Jun
06

My Methods For Interviewing

By

I would like to start this blog with a thanks to the folks at cPanel. Special thanks go to Nick, Aaron, and Keelie. Also a shout to Keith and Derek from Ping Zine who joined me at ground zero. If you were not aware I was in Houston for a few days interviewing the one and only Nick Koston. If you do not know the name I am not surprised. Not because he doesn’t warrant fame, if anyone I would say Nick is in my top 3 for individuals who have had the greatest impact on the Internet of all time. Luckily, I found myself in the fortunate position of interviewing.

For this blog I wanted to address how I interview. I will rarely email questions. Honestly, I find emailing questions on par with just quoting sales material. Canned questions give canned responses and I prefer livelier discussion. In fact, most of my interviews are more conversation like. I want to know not just the answers but the reasons, thoughts, and emotions behind them. You can see them in the way someone gestures, facial expressions, the speed in which they talk, and those expressions lead me to my next questions.
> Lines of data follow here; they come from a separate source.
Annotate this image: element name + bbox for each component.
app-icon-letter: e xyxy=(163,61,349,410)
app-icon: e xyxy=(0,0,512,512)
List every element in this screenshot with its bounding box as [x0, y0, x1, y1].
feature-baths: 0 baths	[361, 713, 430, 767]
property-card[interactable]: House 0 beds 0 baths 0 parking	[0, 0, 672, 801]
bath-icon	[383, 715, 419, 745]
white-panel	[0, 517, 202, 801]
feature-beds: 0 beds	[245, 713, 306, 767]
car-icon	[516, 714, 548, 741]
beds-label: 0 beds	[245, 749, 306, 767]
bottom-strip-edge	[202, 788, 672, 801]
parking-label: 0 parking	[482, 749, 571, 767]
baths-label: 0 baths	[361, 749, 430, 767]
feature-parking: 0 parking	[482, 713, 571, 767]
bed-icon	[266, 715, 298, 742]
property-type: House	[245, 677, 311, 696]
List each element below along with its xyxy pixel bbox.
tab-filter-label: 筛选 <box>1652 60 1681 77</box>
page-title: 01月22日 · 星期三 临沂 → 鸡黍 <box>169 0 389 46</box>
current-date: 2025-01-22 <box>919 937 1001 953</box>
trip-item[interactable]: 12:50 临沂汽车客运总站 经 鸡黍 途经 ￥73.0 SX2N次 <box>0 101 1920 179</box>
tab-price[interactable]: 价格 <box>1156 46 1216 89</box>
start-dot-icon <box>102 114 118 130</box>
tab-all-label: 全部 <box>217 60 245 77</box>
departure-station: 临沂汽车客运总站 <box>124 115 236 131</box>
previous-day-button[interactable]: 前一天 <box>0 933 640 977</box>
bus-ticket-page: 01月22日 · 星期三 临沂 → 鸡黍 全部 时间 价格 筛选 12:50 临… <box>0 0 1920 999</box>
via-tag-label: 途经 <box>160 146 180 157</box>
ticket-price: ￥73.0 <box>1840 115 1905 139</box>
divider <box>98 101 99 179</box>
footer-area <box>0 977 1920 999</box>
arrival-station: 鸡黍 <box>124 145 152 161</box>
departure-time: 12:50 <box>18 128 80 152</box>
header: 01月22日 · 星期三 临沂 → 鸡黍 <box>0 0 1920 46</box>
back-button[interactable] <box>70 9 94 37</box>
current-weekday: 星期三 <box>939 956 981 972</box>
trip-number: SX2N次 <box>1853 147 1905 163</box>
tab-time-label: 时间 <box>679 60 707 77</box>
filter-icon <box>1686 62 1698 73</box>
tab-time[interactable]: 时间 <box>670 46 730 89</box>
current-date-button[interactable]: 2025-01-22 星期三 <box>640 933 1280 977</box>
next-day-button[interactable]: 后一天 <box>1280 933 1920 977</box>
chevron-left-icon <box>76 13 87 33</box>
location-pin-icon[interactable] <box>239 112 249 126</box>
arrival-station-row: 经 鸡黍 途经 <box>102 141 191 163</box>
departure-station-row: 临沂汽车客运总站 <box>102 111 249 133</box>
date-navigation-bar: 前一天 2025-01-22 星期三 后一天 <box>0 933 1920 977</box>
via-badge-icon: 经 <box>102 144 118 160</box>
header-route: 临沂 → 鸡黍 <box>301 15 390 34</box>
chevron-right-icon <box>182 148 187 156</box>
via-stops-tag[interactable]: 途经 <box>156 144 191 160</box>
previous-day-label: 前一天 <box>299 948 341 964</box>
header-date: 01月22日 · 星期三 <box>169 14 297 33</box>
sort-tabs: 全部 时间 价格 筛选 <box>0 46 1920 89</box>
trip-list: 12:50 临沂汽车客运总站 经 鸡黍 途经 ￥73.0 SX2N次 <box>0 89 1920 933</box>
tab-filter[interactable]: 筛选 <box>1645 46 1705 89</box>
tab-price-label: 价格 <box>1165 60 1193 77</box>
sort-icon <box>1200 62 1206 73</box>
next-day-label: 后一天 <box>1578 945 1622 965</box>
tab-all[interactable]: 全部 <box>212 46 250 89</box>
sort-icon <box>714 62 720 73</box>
It would be far easier for me to simply build an interview form and send it out to everyone I thought was interesting. I could have asked dedicated server provider Superb.net’s CEO, Haralds Jass, softball questions to entice “perfect” responses. But in either case, comes out sounding rehearsed as opposed to something more impromptu.

I often bait my interviewees. I admit it, and although sometimes I feel bad about it, there is sometimes no other way to get the information I want. As a for instance, when interviewing Barbara Koston, it is clear to anyone that she is very proud of her children. But if I just made that observation it really wouldn’t be quotable or even an interview. I can suggest it, but I might end up with a few word answer. Both of these are the exact opposite of what I consider the standard. The standard is find something amazing that your interviewee can say and let them say it… and sometimes you better get the hell out of the way cause they might have a lot to say. So I bait a little. In fact, I baited Barbara about whether she was proud of her son. The question riled Barbara a little and for that I am sorry, but I received the perfect answer and I could ask for none better, so for that I am eternally grateful.

When I first get an interview assignment I do two things: I research the topics involved and I research the person I am interviewing. The process can take several days to several weeks. As a research I ask myself questions, along the lines of what would I want to know. As the research goes on, I look at what has been said and what hasn’t. Can I fill in the gaps? I would certainly hope so.

Most people don’t know this, but I am scared crazy going into an interview. Though you would think I would be use to it by now, I am not. I always wonder if I will end up asking the wrong questions or push too far or not push enough. Will the person I interview understand I am trying to not just fill in the gaps of information on them or their product/service, but also to give them the opportunity to voice details they may not have thought of or didn’t think important?

If life is a journey then so must an interview. I prefer to trace the path of someone through dialog then to merely ask questions. Although I want who I am interviewing to feel at ease, I will delve, I will even make myself look stupid, in order to bring out the details. In the end, it doesn’t matter how I look or how others see me, it’s about presenting my subject in a way that is new and fresh. And hopefully, in such a manner that others will see them as fondly as I see them.